Proton MRI

Conventional proton magnetic resonance imaging (MRI) of the lung has historically suffered from a poor signal-to-noise ratio (SNR), due to several factors, including the low tissue density, fast signal relaxation, and respiratory/cardiac motion. The image quality in proton lung MRI can be improved using the recently developed ultrashort echo time (UTE) approaches that acquire the proton tissue signal before it decays substantially. UTE MRI allows for direct visualization of lung tissue previously not possible with MRI and with image quality rivaled only by x-ray computed tomography (CT), but without the associated radiation dose. MRI strategies that acquire low frequency information first, such as UTE, are also inherently less sensitive to motion, which is expected to be a considerable benefit for imaging neonates, prone to spontaneous movement.

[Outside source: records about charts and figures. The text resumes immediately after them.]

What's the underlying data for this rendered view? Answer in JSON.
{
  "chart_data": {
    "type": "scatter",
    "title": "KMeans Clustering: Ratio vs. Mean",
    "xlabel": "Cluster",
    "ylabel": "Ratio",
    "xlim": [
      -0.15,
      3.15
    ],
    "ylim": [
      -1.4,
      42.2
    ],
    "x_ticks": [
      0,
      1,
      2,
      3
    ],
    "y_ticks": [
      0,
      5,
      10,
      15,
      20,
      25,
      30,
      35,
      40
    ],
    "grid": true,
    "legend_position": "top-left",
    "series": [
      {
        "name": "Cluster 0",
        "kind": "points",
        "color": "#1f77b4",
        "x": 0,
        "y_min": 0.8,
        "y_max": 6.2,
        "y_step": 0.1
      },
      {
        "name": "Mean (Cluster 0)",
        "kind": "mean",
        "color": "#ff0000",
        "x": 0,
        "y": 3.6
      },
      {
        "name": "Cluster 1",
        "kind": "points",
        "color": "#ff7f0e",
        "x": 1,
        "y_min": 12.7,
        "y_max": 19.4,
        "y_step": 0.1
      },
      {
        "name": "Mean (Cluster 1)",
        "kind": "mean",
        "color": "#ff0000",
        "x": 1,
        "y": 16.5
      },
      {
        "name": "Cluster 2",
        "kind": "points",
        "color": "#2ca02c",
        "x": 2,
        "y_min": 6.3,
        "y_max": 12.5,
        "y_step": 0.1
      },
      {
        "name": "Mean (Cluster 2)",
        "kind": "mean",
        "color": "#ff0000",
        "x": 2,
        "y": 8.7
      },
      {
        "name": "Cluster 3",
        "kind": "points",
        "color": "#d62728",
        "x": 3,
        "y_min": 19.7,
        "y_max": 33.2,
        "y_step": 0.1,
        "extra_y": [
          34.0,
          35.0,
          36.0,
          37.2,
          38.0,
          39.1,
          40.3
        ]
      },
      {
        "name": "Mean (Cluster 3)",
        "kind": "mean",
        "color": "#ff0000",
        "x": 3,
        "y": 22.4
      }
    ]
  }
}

Comparison of proton MRI using a conventional fast low angle shot (FLASH) sequence (left) and a spiral ultrashort echo time (UTE) sequence (right). The top row shows images from a pediatric healthy volunteer, and the bottom row shows images from a pediatric cystic fibrosis (CF) patient. All images shown above were acquired in separate 10 second breath-holds. The UTE images show an improved tissue signal from the lung parenchyma, and images acquired in CF show are greater sensitivity to structural abnormalities, including mucous plugging and bronchiectasis (arrows).

Comparison of high-resolution UTE imaging performed in a healthy adult (left) and a healthy pediatric participant (right). The UTE images were acquired during free breathing with prospective gating navigators to reduce motion effects. Subjects were asked to breathe normally throughout the 5 – 10 minute acquisition, and the final reconstructed image has a 1.25 mm3 isotropic resolution.

Fourier decomposition

Fourier decomposition (FD) is a proton-based MRI technique that uses lung images acquired during free-breathing. A single slice image is acquired at a frame rate of approximately 3 images per second. Since the patient is free-breathing, the resulting images capture motion from both the lungs and heart. Following image registration, a pixel-by-pixel Fourier decomposition of the proton signal in the time domain yield maps that are related to ventilation and perfusion. FD MRI has been successfully validated with comparisons to single photon emission computed tomography (SPECT), dynamic contrast enhanced perfusion MRI, and hyperpolarized gas MRI. In patients with cystic fibrosis, FD MRI ventilation maps can potentially visualize ventilation defects; however, FD MRI has not yet been directly compared to hyperpolarized gas MRI in cystic fibrosis patients.